Who are the people leading the movement for racial equity within government? Over the past few months, we interviewed practitioners across the country who are working to advance more racially equitable governance in their own communities. What are their motivations and their challenges? What accomplishments are they proud of? This Racial Equity Leadership Profile series seeks to capture and share these stories from the frontlines of the movement for racial equity in government.
In this installment, GARE Program Assistant, Maria Martinez, interviews former Maplewood Police Cheif, Paul Schnell.
Q: Let’s start by talking about your path to becoming the Maplewood Police Chief.
I have been working in law enforcement for 25 years, and have served as the Maplewood police chief for the last 4 years. My previous roles included working as the police chief in Hastings, MN for 3 years, in the Saint Paul Police Department for 12 years, and serving as Carver County, MN Deputy Sheriff for 7 years.
Q: Tell me more about what inspired you to do racial equity work.
While I was employed with the Saint Paul Police Chief’s office, I was in charge of updating our police chief on what had happened the night before. One day, during our regular debrief, the police chief asked me if anyone had been arrested for obstructing the legal process. I was a bit caught off guard by the questions because we usually only discussed major happenings. I was caught even more off guard when he asked me the race of the people that were arrested and questioned why we never arrested white people for the same offense.

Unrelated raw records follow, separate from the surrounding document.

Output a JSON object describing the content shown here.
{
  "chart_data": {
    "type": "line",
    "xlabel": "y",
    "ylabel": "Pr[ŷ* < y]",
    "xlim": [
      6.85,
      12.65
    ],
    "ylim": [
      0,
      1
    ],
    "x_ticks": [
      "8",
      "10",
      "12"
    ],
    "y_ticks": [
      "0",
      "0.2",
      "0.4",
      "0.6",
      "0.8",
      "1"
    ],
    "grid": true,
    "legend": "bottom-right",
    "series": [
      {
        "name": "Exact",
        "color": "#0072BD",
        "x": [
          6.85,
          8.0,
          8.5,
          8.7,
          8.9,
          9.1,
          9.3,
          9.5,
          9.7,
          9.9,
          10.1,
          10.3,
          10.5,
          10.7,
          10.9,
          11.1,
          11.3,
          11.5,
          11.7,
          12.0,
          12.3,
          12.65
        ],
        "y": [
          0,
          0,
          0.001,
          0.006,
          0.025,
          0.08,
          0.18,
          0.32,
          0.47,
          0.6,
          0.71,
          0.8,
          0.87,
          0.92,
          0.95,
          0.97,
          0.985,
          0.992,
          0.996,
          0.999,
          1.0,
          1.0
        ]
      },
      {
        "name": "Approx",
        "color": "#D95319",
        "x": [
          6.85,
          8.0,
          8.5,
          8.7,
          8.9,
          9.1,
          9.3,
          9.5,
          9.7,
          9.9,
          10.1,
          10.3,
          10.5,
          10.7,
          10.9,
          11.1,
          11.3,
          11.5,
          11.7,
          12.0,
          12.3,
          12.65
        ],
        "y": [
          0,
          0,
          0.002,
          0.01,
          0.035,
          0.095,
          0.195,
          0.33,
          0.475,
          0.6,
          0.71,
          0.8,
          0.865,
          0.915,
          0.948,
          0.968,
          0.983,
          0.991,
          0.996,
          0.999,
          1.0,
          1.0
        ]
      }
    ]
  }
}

The simplicity of the question shocked me, and led me to ask myself, why are we seeing such profound disproportionalities in our arrests, and what can police departments do about it? Over time, in terms of policing, I realized that police departments have to be purposeful and explicit about finding solutions to racial inequities. The legitimacy of police work depends on it. In your opinion, what role does
Q: In your opinion, what role does government have in addressing racial inequities?
Finding solutions to racial inequities is the business of government. Because of its very nature, government is obligated to address these inequities. We should be taking on the painfully challenging and difficult steps to accomplish the work.
Q: How was the Maplewood Police Department Policy Prologue: Community Guidance to our Police Officers developed?
The prologue was developed in the aftermath of the shooting of Philando Castile in the neighboring city of Falcon Heights. The Maplewood City Council wanted to make sure that our police department took steps to minimize the probability of something like that happening in our city. This meant taking a look at our current policy and training materials and making sure that it was serving the community as a whole, as well as our police officers out in the field.
The City Council was adamant in making sure that the work group tasked with the review was reflective of the community. The workgroup consisted of 14 community members and city leaders, half of which were people of color. What came out of it was a clear collective vision for a safer Maplewood. While there were no significant changes of policy, what was clear was that our current tools and tactics had merit, but the community wanted to ensure the tactics were properly and equitably applied. The prologue has helped our officers understand the feelings, desires, and overall objective of the community we serve. They were clearly asking us to explore why disproportionalities in policing occur, and they are holding us responsible for addressing them.
Q: What were some challenges that you faced while developing and adopting the prologue?
While city leadership was supportive and wanted the group, officers were concerned that the group did not have a complete understanding of the problems that they faced out in the field. Some members of the police department felt that I had given over too much authority to the workgroup and did not engage enough active police officers. While this was difficult to navigate, I wanted to make sure that there was space for community members to have difficult conversations and air out their grievances without feeling constrained.
Q: What do you think is holding police departments back?
I have had the advantage of being in a police leadership position, and have seen responses to high-profile cases. There is an incredible and profound pain in communities of color, and increasingly in white communities. People are asking if shootings and instances of police violence really needed to happen. While I am glad that tough questions are being asked, I see that police officers are having a difficult time facing the scrutiny of these events, and are hunkering down to separate themselves from the communities which they serve.
The challenge moving forward is how do we create opportunities for police and community to talk about addressing inequities. Law enforcement has the responsibility to create space to have critical conversations about fairness and equity so that relationships can continue to develop. If we normalize the conversations, we can minimize the defensiveness that sometimes halts progress. To end on an inspiring and forward-looking note, what do you think we could accomplish in the next decade?
Q: To end on an inspiring and forward-looking note, what do you think we could accomplish in the next decade?
I believe that law enforcement has the ability to be an incredible leader in addressing racial inequities. We are the enforcement branch of government and should be the focus of public attention. If we were to lean in, over the next decade, I believe that police department across the country can make a huge difference on how government as a whole addresses systemic racial inequities.